Saturday, March 25, 2023

Understanding Your Parents

I just solved a mystery that'd confused me for decades.

In childhood we see but don't always understand our parents' behavior. Their motivations often elude us. That was the case when I observed my normally-thrifty mother spend money every year buying sets of uncirculated coins from the U.S. Mint. The "United States Proof Sets," encased in plastic, include that year's penny, nickel, dime, quarter, half-dollar and dollar. I discovered dozens of these in my father's belongings recently when cleaning out his stuff.

As a child I was a coin-collector myself so the concept of collecting coins wasn't foreign to me but my attraction to coins was their aesthetic value. For example, my favorite coin (from Germany) has fancy writing on the SIDE of the coin. How cool is that? Other coins also have intriguing designs.

My mother had no interest in coins' artwork so that wasn't her reason for collecting. Nor was investment value. The value of coins depends on two things: condition and scarcity. While the condition of coins in these sets is "mint" (never handled by humans) they are certainly not rare. Millions were minted and sold meaning they'd never acquire any real value.

No, the reason lay elsewhere. I pondered my mother's uncharacteristic behavior for decades. Only now, after sustained consideration and mature insight do I understand it.

To grasp what was going on, you have to put yourself in the head of an insecure immigrant. As young adults my parents desperately strove to assimilate, to become Americans. They wanted the idyllic life of an American family. My father took courses to lose his German accent; my parents finished the basement of our small house with a wooden bar and decorated it with alcoholic advertisements (e.g., Rheingold) to host drunken parties with their neighbors. Stuff like that.

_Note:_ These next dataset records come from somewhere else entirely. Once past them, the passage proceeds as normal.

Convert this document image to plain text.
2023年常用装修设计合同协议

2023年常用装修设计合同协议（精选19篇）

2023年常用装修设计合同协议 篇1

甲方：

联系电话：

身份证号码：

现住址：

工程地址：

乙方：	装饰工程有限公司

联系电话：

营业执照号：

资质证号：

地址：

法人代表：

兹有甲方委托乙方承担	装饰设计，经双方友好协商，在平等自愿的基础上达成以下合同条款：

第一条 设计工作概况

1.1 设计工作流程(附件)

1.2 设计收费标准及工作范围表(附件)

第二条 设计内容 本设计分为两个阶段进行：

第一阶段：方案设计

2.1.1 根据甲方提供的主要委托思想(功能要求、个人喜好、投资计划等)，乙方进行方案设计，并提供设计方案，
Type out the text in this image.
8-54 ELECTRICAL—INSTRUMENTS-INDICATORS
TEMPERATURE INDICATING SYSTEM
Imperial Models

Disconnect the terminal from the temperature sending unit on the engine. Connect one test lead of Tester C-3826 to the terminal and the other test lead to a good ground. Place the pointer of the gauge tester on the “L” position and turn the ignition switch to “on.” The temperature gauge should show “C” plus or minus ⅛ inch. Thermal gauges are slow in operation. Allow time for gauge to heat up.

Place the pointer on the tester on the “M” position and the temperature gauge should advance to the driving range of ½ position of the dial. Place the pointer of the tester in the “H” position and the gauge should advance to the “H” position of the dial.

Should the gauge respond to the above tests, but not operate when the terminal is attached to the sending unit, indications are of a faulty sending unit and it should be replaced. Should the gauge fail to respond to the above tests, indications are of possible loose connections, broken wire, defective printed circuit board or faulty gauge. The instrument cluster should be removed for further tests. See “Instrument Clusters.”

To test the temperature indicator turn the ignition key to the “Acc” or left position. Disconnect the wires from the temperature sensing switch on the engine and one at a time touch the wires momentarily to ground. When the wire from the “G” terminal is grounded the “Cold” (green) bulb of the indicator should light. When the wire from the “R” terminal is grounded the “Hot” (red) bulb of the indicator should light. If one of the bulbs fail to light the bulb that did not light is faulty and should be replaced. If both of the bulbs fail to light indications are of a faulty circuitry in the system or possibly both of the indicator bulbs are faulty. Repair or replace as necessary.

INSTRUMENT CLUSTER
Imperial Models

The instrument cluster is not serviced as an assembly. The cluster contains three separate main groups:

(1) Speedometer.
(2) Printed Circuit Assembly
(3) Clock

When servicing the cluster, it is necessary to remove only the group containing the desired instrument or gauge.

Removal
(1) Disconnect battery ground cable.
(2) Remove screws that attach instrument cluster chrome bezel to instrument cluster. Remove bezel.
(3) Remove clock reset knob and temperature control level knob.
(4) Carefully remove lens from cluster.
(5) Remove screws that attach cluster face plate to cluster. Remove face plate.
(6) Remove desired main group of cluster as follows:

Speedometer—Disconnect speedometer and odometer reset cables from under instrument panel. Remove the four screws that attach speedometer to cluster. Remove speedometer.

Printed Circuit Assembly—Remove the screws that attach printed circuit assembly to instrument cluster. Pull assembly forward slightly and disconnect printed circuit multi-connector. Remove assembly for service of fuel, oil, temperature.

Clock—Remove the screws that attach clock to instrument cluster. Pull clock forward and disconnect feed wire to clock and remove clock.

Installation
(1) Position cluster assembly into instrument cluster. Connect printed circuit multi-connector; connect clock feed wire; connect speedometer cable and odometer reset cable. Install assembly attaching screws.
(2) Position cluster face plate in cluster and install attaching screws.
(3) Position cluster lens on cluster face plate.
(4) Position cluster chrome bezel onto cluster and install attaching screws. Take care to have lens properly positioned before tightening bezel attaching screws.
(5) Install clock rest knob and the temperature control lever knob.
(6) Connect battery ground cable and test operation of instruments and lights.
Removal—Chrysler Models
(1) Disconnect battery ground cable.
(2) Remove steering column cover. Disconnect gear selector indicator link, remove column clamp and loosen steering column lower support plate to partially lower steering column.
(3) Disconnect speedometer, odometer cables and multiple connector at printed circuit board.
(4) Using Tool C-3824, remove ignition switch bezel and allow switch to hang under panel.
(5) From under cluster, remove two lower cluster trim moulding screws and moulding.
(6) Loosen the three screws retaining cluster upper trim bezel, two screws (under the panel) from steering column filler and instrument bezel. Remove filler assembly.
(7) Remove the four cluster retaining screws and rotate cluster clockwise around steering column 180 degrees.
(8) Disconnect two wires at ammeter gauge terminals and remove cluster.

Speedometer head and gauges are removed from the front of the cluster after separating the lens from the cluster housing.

Viewed in this context, my mother's coin-buying suddenly makes sense. She was not purchasing coins; she was buying into the idea of America. Her puchases were an expression of faith in a country she and my father embraced wholeheartedly. 

Patriotism is uncommon now but back then, especially in immigrant groups, it was pervasive. Standing apart from American culture was dangerous; fitting in was safer. Demonstrating allegiance to our country's symbols, including its currency, is a form of cultural worship my parents engaged in. 

Now, finally, I get it. 

Thursday, March 23, 2023

My Career

I was admitted to the Bar on March 23, 1983 -- which makes today the 40th anniversary of that event. (I actually started working as a lawyer earlier in September 1982.)

I announced my "retirement" a year-and-a-half ago but, honestly, it hasn't occurred yet. Winding down my law practice is taking longer than one might expect: there are too many complicated, long-term commitments to conclude quickly. I've had success, however, and now confidently predict final, real retirement by this Summer. I want a big party to celebrate this history of work and have already picked out a band. 

How long do you want your career to last?

Wednesday, March 8, 2023


In last night's game Devils veteran Ondrej Palat caught a high stick in the mouth and was forced to leave the second period with knocked-out teeth and busted lips. But in the tradition of heroic hockey players Ondrej had his mouth sewn up in the locker-room and came back in the third period -- where he scored another key goal. This picture tells the story.

The Devils are TOUGH. 

Monday, March 6, 2023

"The U.S. and the Holocaust"

I've been terribly sick the past three weeks with RSV. The worst part of the illness is blurred vision. That's prevented me from reading and writing. Please forgive my absence from your blogs. I hope to return to commenting soon.

While sick I watched a new, 6-hour documentary from Ken Burns about the Holocaust ("The U.S. and the Holocaust," PBS, 2022). Its core message: Americans were fully informed of the tragedies committed in Europe during that period but chose, inexcusably, to turn a cold shoulder toward widespread suffering.

The documentary examines the dangers of appeasing evil and ignoring noxious beliefs (which persists today). You're also struck by the fragility of family as parents and children were cruelly separated from their loved ones. Finally the vast scale of the horrors of that time is hard to take in. Literally millions were murdered.

The 3-part series, while difficult to watch, changes your perspective on several important subjects, such as man's capacity for inhumane behavior.